23.7.15

Patrimônio e Cidade. Teresina. 2015

Entrevista concedida pela arquiteta Alcília Afonso (Kaki) à jornalista Marta Alencar da Revista Cidade Verde, no dia 23/07/2015.

1 - O que é necessário para que um patrimônio seja tombado e no que isto implica?
Inicialmente, esclareço que os bens patrimoniais podem ser tangíveis ou intangíveis. Os tangíveis, podem ser móveis ou imóveis. E dentro dessa classificação estão incluídos os bens naturais e construídos.
Para um bem ser tombado ele precisa ter um significado e um determinado valor para a memória coletiva de uma determinada população, comunidade, cidade, lugar.
O valor pode ser sentimental, histórico, cultural, arquitetônico, urbanístico, entre outros, e dependendo dessa valoração, o grau de preservação varia.

2 – A senhora tem algum levantamento e/ou estudo a respeito de imóveis tombados em Teresina que foram não foram preservados ou demolidos?
Em 2014, estávamos dando continuidade no GPE/SEMDUH a um inventário dos bens arquitetônicos de Teresina, que havia sido iniciado pelo arquiteto Olavo Pereira, anos atrás, e que havia ficado inacabado.Com a minha saída de Teresina, em abril de 2015,  esse trabalho continuou sendo realizado por um trabalho de extensão que montei, coordenado pelo arquiteto Victor Veríssimo do GPE, juntamente com alunos do curso de Arquitetura e urbanismo da Ufpi, supervisionados pela prof. Ana Rosa Negreiros. O material, portanto, encontra-se no GPE/SEMDUH. 

3 – Em Teresina, um grupo de estudantes de comunicação e arquitetura realizaram o Movimento Viva Madalena, com o intuito de manter preservado um imóvel localizado no centro que estava sendo desmoronado.
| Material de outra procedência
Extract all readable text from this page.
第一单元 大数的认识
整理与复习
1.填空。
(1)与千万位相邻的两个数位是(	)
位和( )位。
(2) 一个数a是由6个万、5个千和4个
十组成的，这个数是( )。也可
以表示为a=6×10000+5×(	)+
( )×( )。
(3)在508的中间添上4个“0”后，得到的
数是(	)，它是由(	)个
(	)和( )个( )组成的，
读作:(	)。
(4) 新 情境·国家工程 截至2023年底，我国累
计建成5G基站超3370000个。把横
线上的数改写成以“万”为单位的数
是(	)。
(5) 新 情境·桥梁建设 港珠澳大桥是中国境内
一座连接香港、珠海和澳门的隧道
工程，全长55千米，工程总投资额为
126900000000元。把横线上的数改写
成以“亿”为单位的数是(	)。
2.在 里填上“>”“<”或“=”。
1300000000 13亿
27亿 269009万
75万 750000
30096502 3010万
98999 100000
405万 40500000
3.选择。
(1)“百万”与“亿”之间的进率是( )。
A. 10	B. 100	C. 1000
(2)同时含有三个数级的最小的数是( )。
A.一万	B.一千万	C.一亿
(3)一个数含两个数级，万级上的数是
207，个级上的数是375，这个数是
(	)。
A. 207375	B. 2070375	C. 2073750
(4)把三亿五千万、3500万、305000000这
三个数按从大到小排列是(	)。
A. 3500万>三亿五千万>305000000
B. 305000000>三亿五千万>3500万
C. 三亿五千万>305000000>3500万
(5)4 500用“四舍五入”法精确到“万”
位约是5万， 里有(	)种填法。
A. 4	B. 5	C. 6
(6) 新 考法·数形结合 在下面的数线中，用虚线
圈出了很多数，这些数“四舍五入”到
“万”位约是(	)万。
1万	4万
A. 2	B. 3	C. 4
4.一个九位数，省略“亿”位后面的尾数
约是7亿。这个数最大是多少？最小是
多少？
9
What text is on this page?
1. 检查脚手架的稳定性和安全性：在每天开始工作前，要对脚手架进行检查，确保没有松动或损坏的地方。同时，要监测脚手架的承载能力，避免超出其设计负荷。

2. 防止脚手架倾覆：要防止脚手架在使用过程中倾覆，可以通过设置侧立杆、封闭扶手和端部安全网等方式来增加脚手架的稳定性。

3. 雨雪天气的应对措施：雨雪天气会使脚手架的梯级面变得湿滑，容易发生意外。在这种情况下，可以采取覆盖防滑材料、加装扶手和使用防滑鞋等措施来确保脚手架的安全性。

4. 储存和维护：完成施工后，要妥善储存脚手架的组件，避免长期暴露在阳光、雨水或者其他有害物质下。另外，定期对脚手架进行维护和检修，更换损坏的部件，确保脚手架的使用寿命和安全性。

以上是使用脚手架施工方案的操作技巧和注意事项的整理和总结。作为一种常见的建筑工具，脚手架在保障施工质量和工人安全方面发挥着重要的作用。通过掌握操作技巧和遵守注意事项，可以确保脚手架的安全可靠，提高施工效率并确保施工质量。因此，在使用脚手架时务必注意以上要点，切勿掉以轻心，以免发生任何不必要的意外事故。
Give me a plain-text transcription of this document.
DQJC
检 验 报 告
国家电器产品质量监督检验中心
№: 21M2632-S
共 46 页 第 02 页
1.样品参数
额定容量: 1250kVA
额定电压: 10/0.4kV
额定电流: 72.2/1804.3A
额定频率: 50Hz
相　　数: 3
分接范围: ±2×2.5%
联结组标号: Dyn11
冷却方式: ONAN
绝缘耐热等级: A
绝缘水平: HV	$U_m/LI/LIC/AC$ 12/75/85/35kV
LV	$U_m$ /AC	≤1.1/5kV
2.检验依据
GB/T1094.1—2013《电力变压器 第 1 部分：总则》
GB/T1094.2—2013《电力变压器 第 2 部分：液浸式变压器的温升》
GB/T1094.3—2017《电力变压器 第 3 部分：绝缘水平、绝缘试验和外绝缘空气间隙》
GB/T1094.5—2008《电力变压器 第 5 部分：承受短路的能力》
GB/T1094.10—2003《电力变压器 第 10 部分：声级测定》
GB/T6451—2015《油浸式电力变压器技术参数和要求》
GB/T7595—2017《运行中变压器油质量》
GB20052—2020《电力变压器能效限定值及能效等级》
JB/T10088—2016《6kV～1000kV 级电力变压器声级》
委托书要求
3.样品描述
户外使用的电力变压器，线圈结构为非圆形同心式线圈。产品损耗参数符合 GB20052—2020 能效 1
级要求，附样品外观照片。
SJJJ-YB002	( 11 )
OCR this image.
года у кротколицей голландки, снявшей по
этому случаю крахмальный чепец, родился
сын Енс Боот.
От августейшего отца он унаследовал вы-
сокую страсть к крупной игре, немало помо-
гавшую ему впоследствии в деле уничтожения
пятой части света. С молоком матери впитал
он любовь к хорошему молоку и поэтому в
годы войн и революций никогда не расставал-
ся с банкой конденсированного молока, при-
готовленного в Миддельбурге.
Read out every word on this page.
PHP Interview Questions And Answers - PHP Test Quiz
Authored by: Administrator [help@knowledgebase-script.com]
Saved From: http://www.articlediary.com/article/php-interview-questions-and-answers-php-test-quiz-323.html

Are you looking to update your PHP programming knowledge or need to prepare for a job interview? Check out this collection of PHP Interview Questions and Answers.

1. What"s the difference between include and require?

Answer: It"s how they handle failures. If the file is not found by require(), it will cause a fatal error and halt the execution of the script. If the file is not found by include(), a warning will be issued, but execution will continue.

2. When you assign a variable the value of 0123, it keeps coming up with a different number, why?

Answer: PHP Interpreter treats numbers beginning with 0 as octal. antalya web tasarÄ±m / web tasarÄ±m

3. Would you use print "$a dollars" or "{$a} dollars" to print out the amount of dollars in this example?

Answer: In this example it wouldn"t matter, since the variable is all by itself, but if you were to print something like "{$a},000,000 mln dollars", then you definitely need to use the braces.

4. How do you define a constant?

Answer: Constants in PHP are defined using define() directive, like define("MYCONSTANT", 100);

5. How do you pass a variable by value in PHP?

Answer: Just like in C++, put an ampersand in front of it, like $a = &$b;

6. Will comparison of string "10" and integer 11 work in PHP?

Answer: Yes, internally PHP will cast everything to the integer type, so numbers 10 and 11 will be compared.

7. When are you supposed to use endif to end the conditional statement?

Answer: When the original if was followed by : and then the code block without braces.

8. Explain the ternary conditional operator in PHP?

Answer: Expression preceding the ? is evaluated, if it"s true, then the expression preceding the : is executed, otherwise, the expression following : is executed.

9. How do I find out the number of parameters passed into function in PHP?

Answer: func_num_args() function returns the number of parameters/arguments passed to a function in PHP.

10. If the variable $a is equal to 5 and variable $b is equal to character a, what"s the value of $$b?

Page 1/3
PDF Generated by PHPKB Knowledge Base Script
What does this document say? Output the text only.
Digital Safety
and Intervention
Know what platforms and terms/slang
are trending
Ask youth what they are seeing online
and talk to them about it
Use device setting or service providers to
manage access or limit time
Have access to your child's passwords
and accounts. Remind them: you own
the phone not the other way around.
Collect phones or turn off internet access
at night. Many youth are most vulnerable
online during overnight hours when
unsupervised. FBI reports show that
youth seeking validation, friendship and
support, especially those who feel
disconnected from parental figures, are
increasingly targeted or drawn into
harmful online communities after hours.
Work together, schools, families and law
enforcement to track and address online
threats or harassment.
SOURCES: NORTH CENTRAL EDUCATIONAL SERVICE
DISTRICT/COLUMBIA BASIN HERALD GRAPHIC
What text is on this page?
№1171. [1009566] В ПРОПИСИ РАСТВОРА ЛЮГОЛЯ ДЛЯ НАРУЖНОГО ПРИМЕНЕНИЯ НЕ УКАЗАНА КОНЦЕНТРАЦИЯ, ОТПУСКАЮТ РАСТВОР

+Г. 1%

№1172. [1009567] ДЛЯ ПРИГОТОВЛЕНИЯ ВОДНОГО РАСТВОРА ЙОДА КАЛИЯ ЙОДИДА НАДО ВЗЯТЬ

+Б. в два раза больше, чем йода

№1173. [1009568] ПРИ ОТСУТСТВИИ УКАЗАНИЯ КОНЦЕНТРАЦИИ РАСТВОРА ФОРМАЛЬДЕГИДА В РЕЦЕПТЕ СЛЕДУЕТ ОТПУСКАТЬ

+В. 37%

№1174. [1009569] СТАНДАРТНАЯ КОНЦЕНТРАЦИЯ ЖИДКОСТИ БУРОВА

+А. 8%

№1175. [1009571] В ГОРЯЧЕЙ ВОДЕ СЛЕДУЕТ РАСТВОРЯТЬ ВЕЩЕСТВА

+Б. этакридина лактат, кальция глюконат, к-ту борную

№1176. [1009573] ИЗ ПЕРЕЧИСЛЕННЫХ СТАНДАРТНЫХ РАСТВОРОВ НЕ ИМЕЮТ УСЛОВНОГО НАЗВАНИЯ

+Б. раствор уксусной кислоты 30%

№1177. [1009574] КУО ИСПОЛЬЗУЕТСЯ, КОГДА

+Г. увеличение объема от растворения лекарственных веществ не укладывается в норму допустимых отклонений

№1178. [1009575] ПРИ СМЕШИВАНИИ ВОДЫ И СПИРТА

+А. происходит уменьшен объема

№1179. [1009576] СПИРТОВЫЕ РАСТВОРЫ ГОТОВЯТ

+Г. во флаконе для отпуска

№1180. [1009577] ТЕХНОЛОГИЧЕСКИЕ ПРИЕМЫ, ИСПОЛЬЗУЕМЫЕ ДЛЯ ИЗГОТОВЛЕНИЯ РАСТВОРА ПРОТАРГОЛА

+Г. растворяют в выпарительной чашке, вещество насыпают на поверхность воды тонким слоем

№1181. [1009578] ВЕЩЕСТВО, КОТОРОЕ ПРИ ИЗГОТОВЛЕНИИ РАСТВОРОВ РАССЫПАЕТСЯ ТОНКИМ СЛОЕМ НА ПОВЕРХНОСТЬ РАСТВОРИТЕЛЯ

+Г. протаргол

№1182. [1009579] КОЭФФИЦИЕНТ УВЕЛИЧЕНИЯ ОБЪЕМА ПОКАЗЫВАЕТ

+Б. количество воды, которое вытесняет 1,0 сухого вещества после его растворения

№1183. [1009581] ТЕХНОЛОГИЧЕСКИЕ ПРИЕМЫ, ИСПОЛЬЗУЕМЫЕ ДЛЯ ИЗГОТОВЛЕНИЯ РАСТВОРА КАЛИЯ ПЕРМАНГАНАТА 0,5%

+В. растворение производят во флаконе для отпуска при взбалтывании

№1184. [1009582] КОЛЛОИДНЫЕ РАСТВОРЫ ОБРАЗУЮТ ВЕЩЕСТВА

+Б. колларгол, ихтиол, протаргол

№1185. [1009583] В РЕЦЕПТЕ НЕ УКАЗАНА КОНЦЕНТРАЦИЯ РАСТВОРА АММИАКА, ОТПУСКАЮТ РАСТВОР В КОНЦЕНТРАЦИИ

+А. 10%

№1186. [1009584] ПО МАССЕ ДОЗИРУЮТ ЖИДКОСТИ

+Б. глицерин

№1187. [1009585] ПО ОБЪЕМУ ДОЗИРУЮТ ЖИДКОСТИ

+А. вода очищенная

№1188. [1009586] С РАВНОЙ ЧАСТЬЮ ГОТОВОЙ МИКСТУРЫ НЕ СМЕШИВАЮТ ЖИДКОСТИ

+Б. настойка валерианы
A senhora acredita que movimentos como esses são importantes para a preservação da memória da cidade, já que a fiscalização do poder público é ineficiente?
Acredito que sim, é muito importante. Acompanhei via online o movimento Viva Madalena , e acionei colegas de profissão e luta pela preservação do patrimônio em Teresina, como Natan Portela, da OAB/PI,  Sanderland Ribeiro/CAU PI, Leide Sousa, Patrícia Mendes/Fundac, para colaborarem, orientando a luta dos alunos pela preservação da casa.
Fiquei emocionada em ver essa turma jovem, contribuindo para um trabalho que passei mais de 30 anos desenvolvendo na cidade, e muitas vezes, com pouquíssimo apoio da comunidade, que não possuía essa mobilização social.
Sabe-se das dificuldades da política na área de preservação cultural, a falta de equipe, de espaço, de legislação atualizada, e a vontade popular é fundamental para contribuir nos abusos praticados pelo poder econômico, que deseja passar por cima de todos, e de tudo,para implantar as suas propostas, desrespeitando todo um trabalho existente.

4 – A senhora tem conhecimento a respeito do mestre de obras que contribuiu para a construção da maior parte dos imóveis localizados no centro de Teresina? A senhora pode falar mais sobre a história dele.
Nunca ouvi falar desse "mestre de obras"...Isso é lenda! Não houve apenas um, mas vários pedreiros, vários mestres de obras, engenheiros, construtores, arquitetos que juntos, construíram a história arquitetônica do centro histórico de Teresina. A arquitetura e sua produção é complexa e interdisciplinar e em mais de 30 anos trabalhando nessa área, jamais ouvi referência a esse personagem que perguntas.

5 – Com relação a responsabilidade da preservação desses patrimônios. A senhora acredita que isso parte da Prefeitura de Teresina, órgãos de preservação, proprietários desses imóveis ou da sociedade como um todo?
O trabalho de preservação cultural é um processo, composto de várias etapas, nas quais os distintos atores devem agir juntos. A população solicita a preservação, o poder público estuda os casos, aplica as leis, e mais uma vez , poder público e sociedade civil organizada fiscalizam e correm atrás de propostas de revitalização, restauração, intervenções.
Nesse processo, é fundamental, o trabalho de educação patrimonial, sempre de forma constante e me todos os níveis e mídias.
Todos juntos, conseguem mais força para tentar mudar esse triste cenário cultural brasileiro de nossas cidades, que desprezam a história urbana e arquitetônica de nossos lugares.